Ultimately it is those who are persecuting him who will stumble and be overcome. They are the ones who are shamed. They are overcome by the Babylonians and carried off into exile and they never return. These are the ten lost tribes of Israel who leave behind only an uneducated remnant who become the Samaritans of Jesus’ day. That’s how history remembers them.

But, still, it’s a struggle.
Mind you, I suspect all of us have our struggles with God at one time or another. All of us have our own life issues.
The question is, really, are we willing to take our troubles to God? Are we willing to face God with what we are honestly feeling?
I think biblical faith does.
That’s what Job does, asking God again and again why he is being persecuted.That’s what Psalm 39 does. In it, the psalmist tells God, “Turn your gaze from me, that I may be glad again, before I go my way and am no more.” In our reading from Jeremiah, the prophet in effect accuses God of seducing and raping him. These are people who have real issues with God. And they take them straight to God.
And God is big enough to handle it.
The thing is to stay in relationship while we struggle.

My daughter Thea played me a country western song sometime back, about someone who had questions for God: like how come his nephew had to die in that car accident. A good question. If anything, in my mind, the singer is a little bit too polite to God.
I find myself thinking about the story of a Jewish man in one of Hitler’s death camps. I expect I have some of the details wrong. But as I remember the story, it went something like this:
As he watched so many other prisoners go to their deaths, and as they all lived out the lives they had under such truly wretched conditions, he had a crisis of faith. He declared that he no longer believe in God. How could he believe in a God who allowed such things to happen?
But he kept on saying his prayers. And when he was asked shy he did this, since he no longer believed in God, he replied that he did so because he felt that God must be lonely!

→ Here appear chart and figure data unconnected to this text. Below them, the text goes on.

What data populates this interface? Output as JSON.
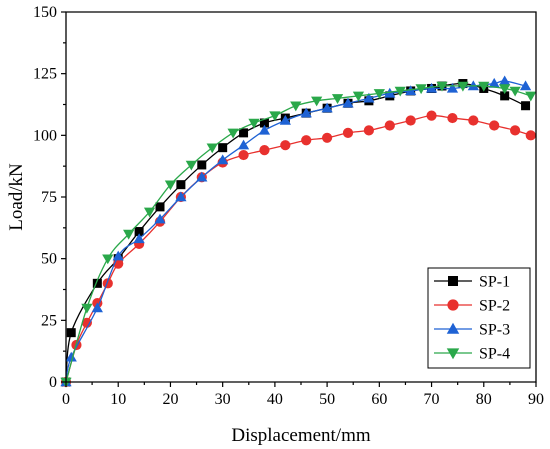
{
  "chart_data": {
    "type": "line",
    "xlabel": "Displacement/mm",
    "ylabel": "Load/kN",
    "xlim": [
      0,
      90
    ],
    "ylim": [
      0,
      150
    ],
    "xticks": [
      "0",
      "10",
      "20",
      "30",
      "40",
      "50",
      "60",
      "70",
      "80",
      "90"
    ],
    "yticks": [
      "0",
      "25",
      "50",
      "75",
      "100",
      "125",
      "150"
    ],
    "grid": false,
    "legend_position": "bottom-right",
    "series": [
      {
        "name": "SP-1",
        "color": "#000000",
        "marker": "square",
        "points": [
          [
            0,
            0
          ],
          [
            1,
            20
          ],
          [
            6,
            40
          ],
          [
            10,
            50
          ],
          [
            14,
            61
          ],
          [
            18,
            71
          ],
          [
            22,
            80
          ],
          [
            26,
            88
          ],
          [
            30,
            95
          ],
          [
            34,
            101
          ],
          [
            38,
            105
          ],
          [
            42,
            107
          ],
          [
            46,
            109
          ],
          [
            50,
            111
          ],
          [
            54,
            113
          ],
          [
            58,
            114
          ],
          [
            62,
            116
          ],
          [
            66,
            118
          ],
          [
            70,
            119
          ],
          [
            72,
            120
          ],
          [
            76,
            121
          ],
          [
            80,
            119
          ],
          [
            84,
            116
          ],
          [
            88,
            112
          ]
        ]
      },
      {
        "name": "SP-2",
        "color": "#e8312e",
        "marker": "circle",
        "points": [
          [
            0,
            0
          ],
          [
            2,
            15
          ],
          [
            4,
            24
          ],
          [
            6,
            32
          ],
          [
            8,
            40
          ],
          [
            10,
            48
          ],
          [
            14,
            56
          ],
          [
            18,
            65
          ],
          [
            22,
            75
          ],
          [
            26,
            83
          ],
          [
            30,
            89
          ],
          [
            34,
            92
          ],
          [
            38,
            94
          ],
          [
            42,
            96
          ],
          [
            46,
            98
          ],
          [
            50,
            99
          ],
          [
            54,
            101
          ],
          [
            58,
            102
          ],
          [
            62,
            104
          ],
          [
            66,
            106
          ],
          [
            70,
            108
          ],
          [
            74,
            107
          ],
          [
            78,
            106
          ],
          [
            82,
            104
          ],
          [
            86,
            102
          ],
          [
            89,
            100
          ]
        ]
      },
      {
        "name": "SP-3",
        "color": "#1e62d4",
        "marker": "triangle-up",
        "points": [
          [
            0,
            0
          ],
          [
            1,
            10
          ],
          [
            6,
            30
          ],
          [
            10,
            51
          ],
          [
            14,
            58
          ],
          [
            18,
            66
          ],
          [
            22,
            75
          ],
          [
            26,
            83
          ],
          [
            30,
            90
          ],
          [
            34,
            96
          ],
          [
            38,
            102
          ],
          [
            42,
            106
          ],
          [
            46,
            109
          ],
          [
            50,
            111
          ],
          [
            54,
            113
          ],
          [
            58,
            115
          ],
          [
            62,
            117
          ],
          [
            66,
            118
          ],
          [
            70,
            119
          ],
          [
            74,
            119
          ],
          [
            78,
            120
          ],
          [
            82,
            121
          ],
          [
            84,
            122
          ],
          [
            88,
            120
          ]
        ]
      },
      {
        "name": "SP-4",
        "color": "#2aa84a",
        "marker": "triangle-down",
        "points": [
          [
            0,
            0
          ],
          [
            4,
            30
          ],
          [
            8,
            50
          ],
          [
            12,
            60
          ],
          [
            16,
            69
          ],
          [
            20,
            80
          ],
          [
            24,
            88
          ],
          [
            28,
            95
          ],
          [
            32,
            101
          ],
          [
            36,
            105
          ],
          [
            40,
            108
          ],
          [
            44,
            112
          ],
          [
            48,
            114
          ],
          [
            52,
            115
          ],
          [
            56,
            116
          ],
          [
            60,
            117
          ],
          [
            64,
            118
          ],
          [
            68,
            119
          ],
          [
            72,
            120
          ],
          [
            76,
            120
          ],
          [
            80,
            120
          ],
          [
            84,
            119
          ],
          [
            86,
            118
          ],
          [
            89,
            116
          ]
        ]
      }
    ]
  }
}
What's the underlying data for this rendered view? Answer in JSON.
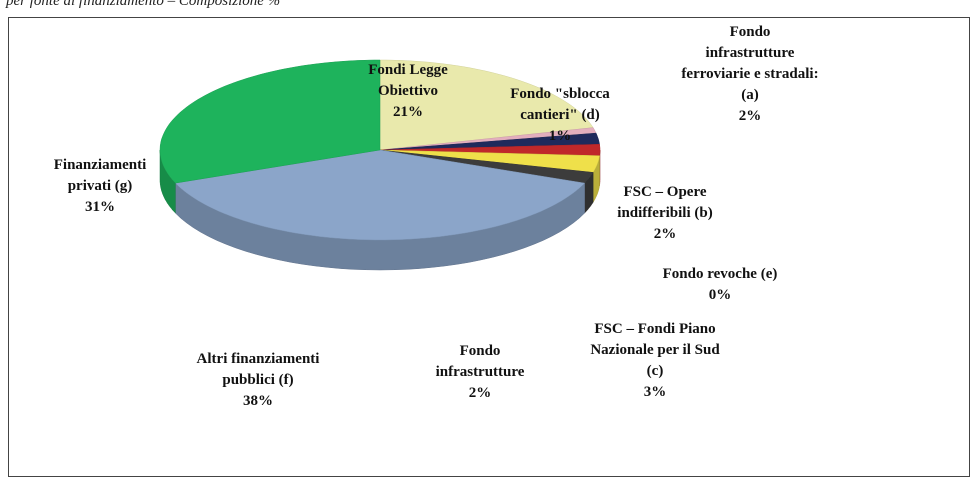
{
  "chart_data": {
    "type": "pie3d",
    "title": "per fonte di finanziamento – Composizione %",
    "categories": [
      "Fondi Legge\nObiettivo",
      "Fondo \"sblocca\ncantieri\" (d)",
      "Fondo\ninfrastrutture\nferroviarie e stradali:\n(a)",
      "FSC – Opere\nindifferibili (b)",
      "Fondo revoche (e)",
      "FSC – Fondi Piano\nNazionale per il Sud\n(c)",
      "Fondo\ninfrastrutture",
      "Altri finanziamenti\npubblici (f)",
      "Finanziamenti\nprivati (g)"
    ],
    "values": [
      21,
      1,
      2,
      2,
      0,
      3,
      2,
      38,
      31
    ],
    "value_labels": [
      "21%",
      "1%",
      "2%",
      "2%",
      "0%",
      "3%",
      "2%",
      "38%",
      "31%"
    ],
    "colors": [
      "#e9e9ac",
      "#e3aebd",
      "#1f2a5c",
      "#c0282a",
      "#6a8a3a",
      "#efe04a",
      "#3c3c3c",
      "#8ba5c9",
      "#1eb35c"
    ]
  }
}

What I want to say this morning is that it’s ok to take anything and everything, all of your stuff, your anger and your doubts and your questions … it’s ok to take it all to God. It’s safe. God won’t get mad. God will not suffer any damage from it. God can handle it.
And, frankly, God already knows what you are thinking anyway! It’s not like you could actually hide this from God.
If you want a real relationship with God, not a pretend relationship with God, you really need to take all your stuff to God. When you start dating someone, you may want to put your best foot forward. You may not want them to know everything about you. But a marriage is built on honesty.
Two people who don’t really know each other can probably not build a healthy marriage. You can’t have a strong, healthy relationship with God if you aren’t honest. You cannot have a faithful relationship with God unless you are willing to make yourself known to God.
The thing about God is you can tell God anything.
God will still be there for you.

I say this to you in the Name of God: Creator, Redeemer and Sustainer. Amen.